SpaceX Changes Design Of Mars-bound Starship - Part 1 of 3 Parts

SpaceX Changes Design Of Mars-bound Starship - Part 1 of 3 Parts

SpaceX Starship.jpg

Caption: 
Starship

Part 1 of 3 Parts
       There is a debate going on with respect to which astronomical body should receive the most attention of major space agencies and private space industry. There are arguments for going to the Moon to establish a permanent colony versus sending manned expeditions to Mars. Several different private space companies have set their sights on Mars including SpaceX, the company founded by Elon Musk.

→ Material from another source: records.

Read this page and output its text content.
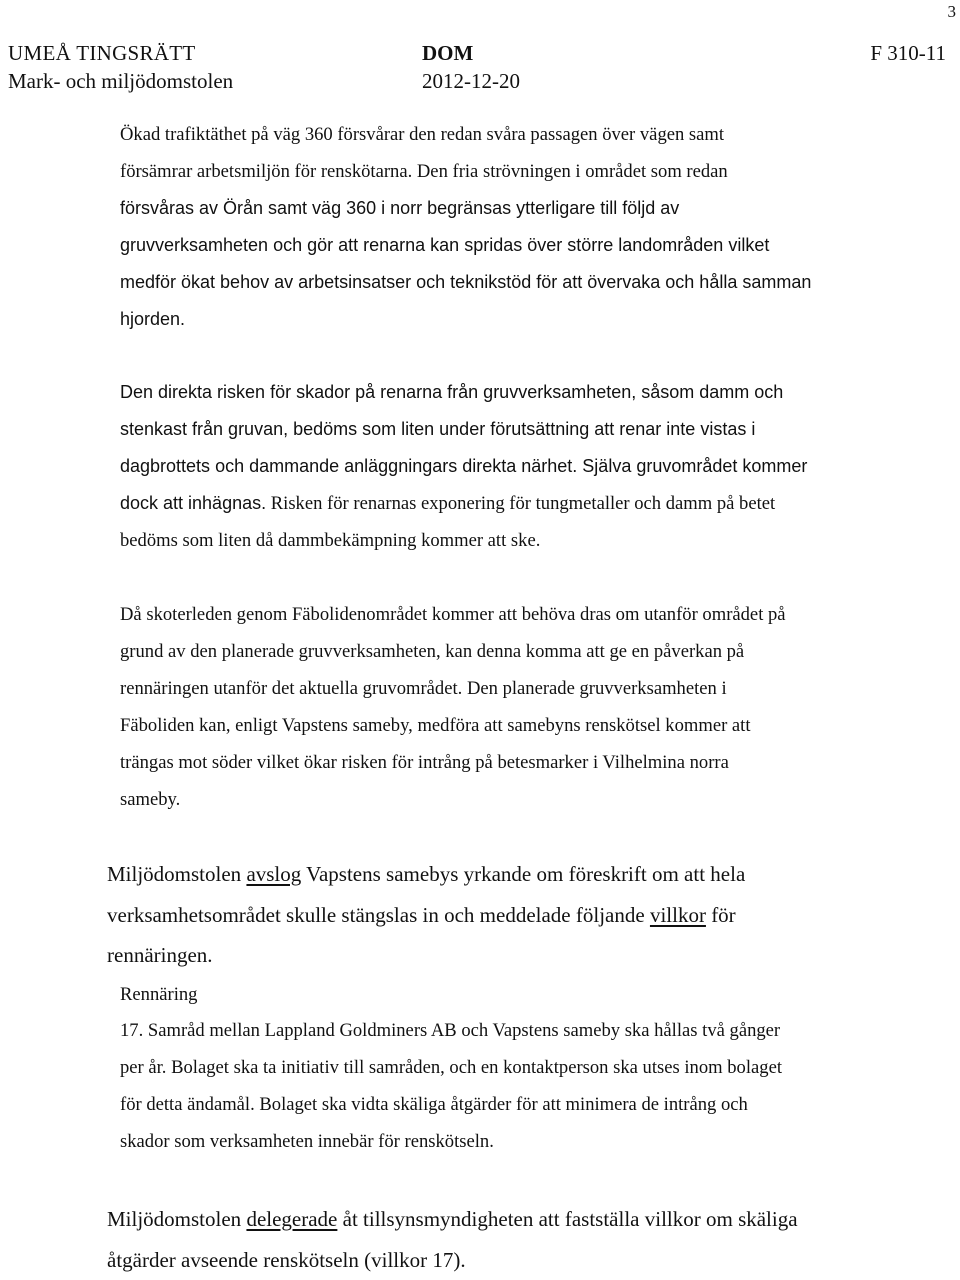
3
UMEÅ TINGSRÄTT
Mark- och miljödomstolen
DOM
2012-12-20
F 310-11

Ökad trafiktäthet på väg 360 försvårar den redan svåra passagen över vägen samt
försämrar arbetsmiljön för renskötarna. Den fria strövningen i området som redan
försvåras av Örån samt väg 360 i norr begränsas ytterligare till följd av
gruvverksamheten och gör att renarna kan spridas över större landområden vilket
medför ökat behov av arbetsinsatser och teknikstöd för att övervaka och hålla samman
hjorden.

Den direkta risken för skador på renarna från gruvverksamheten, såsom damm och
stenkast från gruvan, bedöms som liten under förutsättning att renar inte vistas i
dagbrottets och dammande anläggningars direkta närhet. Själva gruvområdet kommer
dock att inhägnas. Risken för renarnas exponering för tungmetaller och damm på betet
bedöms som liten då dammbekämpning kommer att ske.

Då skoterleden genom Fäbolidenområdet kommer att behöva dras om utanför området på
grund av den planerade gruvverksamheten, kan denna komma att ge en påverkan på
rennäringen utanför det aktuella gruvområdet. Den planerade gruvverksamheten i
Fäboliden kan, enligt Vapstens sameby, medföra att samebyns renskötsel kommer att
trängas mot söder vilket ökar risken för intrång på betesmarker i Vilhelmina norra
sameby.

Miljödomstolen avslog Vapstens samebys yrkande om föreskrift om att hela
verksamhetsområdet skulle stängslas in och meddelade följande villkor för
rennäringen.

Rennäring

17. Samråd mellan Lappland Goldminers AB och Vapstens sameby ska hållas två gånger
per år. Bolaget ska ta initiativ till samråden, och en kontaktperson ska utses inom bolaget
för detta ändamål. Bolaget ska vidta skäliga åtgärder för att minimera de intrång och
skador som verksamheten innebär för renskötseln.

Miljödomstolen delegerade åt tillsynsmyndigheten att fastställa villkor om skäliga
åtgärder avseende renskötseln (villkor 17).
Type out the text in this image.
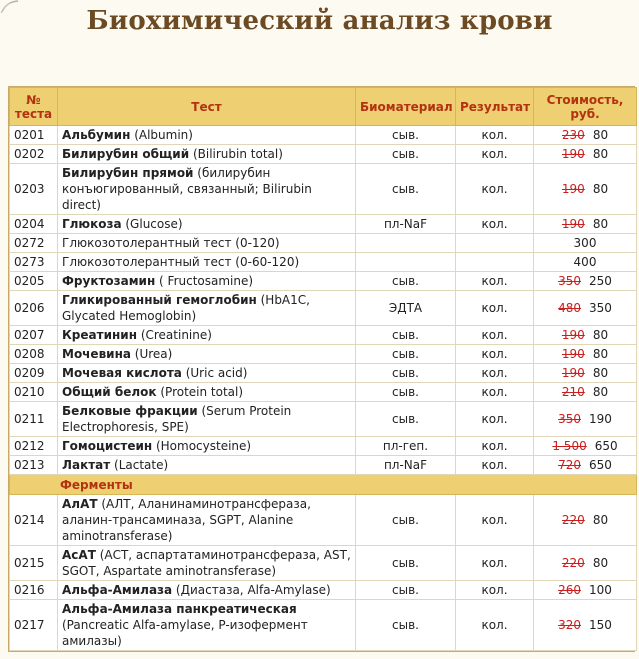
Биохимический анализ крови
№ теста	Тест	Биоматериал	Результат	Стоимость, руб.
0201	Альбумин (Albumin)	сыв.	кол.	230 80
0202	Билирубин общий (Bilirubin total)	сыв.	кол.	190 80
0203	Билирубин прямой (билирубин конъюгированный, связанный; Bilirubin direct)	сыв.	кол.	190 80
0204	Глюкоза (Glucose)	пл-NaF	кол.	190 80
0272	Глюкозотолерантный тест (0-120)			300
0273	Глюкозотолерантный тест (0-60-120)			400
0205	Фруктозамин ( Fructosamine)	сыв.	кол.	350 250
0206	Гликированный гемоглобин (HbA1C, Glycated Hemoglobin)	ЭДТА	кол.	480 350
0207	Креатинин (Creatinine)	сыв.	кол.	190 80
0208	Мочевина (Urea)	сыв.	кол.	190 80
0209	Мочевая кислота (Uric acid)	сыв.	кол.	190 80
0210	Общий белок (Protein total)	сыв.	кол.	210 80
0211	Белковые фракции (Serum Protein Electrophoresis, SPE)	сыв.	кол.	350 190
0212	Гомоцистеин (Homocysteine)	пл-геп.	кол.	1 500 650
0213	Лактат (Lactate)	пл-NaF	кол.	720 650
Ферменты				
0214	АлАТ (АЛТ, Аланинаминотрансфераза, аланин-трансаминаза, SGPT, Alanine aminotransferase)	сыв.	кол.	220 80
0215	АсАТ (АСТ, аспартатаминотрансфераза, AST, SGOT, Aspartate aminotransferase)	сыв.	кол.	220 80
0216	Альфа-Амилаза (Диастаза, Alfa-Amylase)	сыв.	кол.	260 100
0217	Альфа-Амилаза панкреатическая (Pancreatic Alfa-amylase, P-изофермент амилазы)	сыв.	кол.	320 150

He is dedicated to the creation of a permanent human colony on Mars.
       SpaceX has been working on the design of a huge reusable spacecraft that he calls “Starship” to take colonists and equipment to Mars. The Starship will be one hundred and eighty feet tall. It will be lifted into orbit by the SpaceX Super Heavy booster that is two hundred and twenty feet tall. The Starship will be refueled in low Earth orbit after launch. It is designed to carry a hundred passengers and a hundred tons of cargo to Mars. Recently SpaceX announced that they had made two radical major design changes to the Starship. Musk called these changes “delightfully counterintuitive”.
        Recent SpaceX spacecraft have been constructed from carbon-fiber composites. Musk wants to build Starship from stainless steel alloys. He says that pound for pound, stainless steel is about sixty-seven times cheaper than the light, super-strong carbon-fiber composites that SpaceX had been planning on using to build the Starship. Steel is also much easier to work with than carbon-fiber composites which means that it will be easier and faster to create and test prototypes. It is able to resist intense heat better than carbon-fiber composites. In addition, the strength of steel actually increases by fifty percent when it touches the super-cold methane and oxygen which are used as fuel.
      Earlier attempts to use steel for rockets failed because to the weight and strength of steel. Musk claims that he has solved these problems. The Starship will be able to reduce weight because it will not need the heat shielding of current spacecraft and the fact that contact with fuel strengthens steel. He said in a tweet, “I'm confident that a stainless-steel ship will be lighter than advanced aluminum or carbon fiber, because of strength to weight vs temperature & reduced need for heat shielding.”
        The other major change has to do with how the Starship will stay cool passing through the atmospheres of Mars and Earth. Currently, landing craft are kept cool during reentry into Earth’s atmosphere by thousands of thick ceramic tiles. This was the system used to protect the U.S. Space Shuttle. The Starship is being designed to “bleed” rocket fuel through tiny holes in the skin of the craft. Theory says that injecting liquid between the stainless-steel skin of the Starship and the super-hot envelope of plasma generated by passage through atmosphere should prevent the destruction of the ship.
       The Starship is expected to enter the atmosphere of Earth or Mars at nineteen thousand miles per hour. Parts of the ship could be exposed to temperatures as high as two thousand seven hundred degrees Fahrenheit. Theoretically, that could destroy the steel that will make up the hull of the Starship. The alloy Musk will use is called 310S. It is heat resistant because it contains a lot of chromium and nickel. However, even 310S starts to react to oxygen at around two thousand degrees and melts at about twenty-four hundred degrees.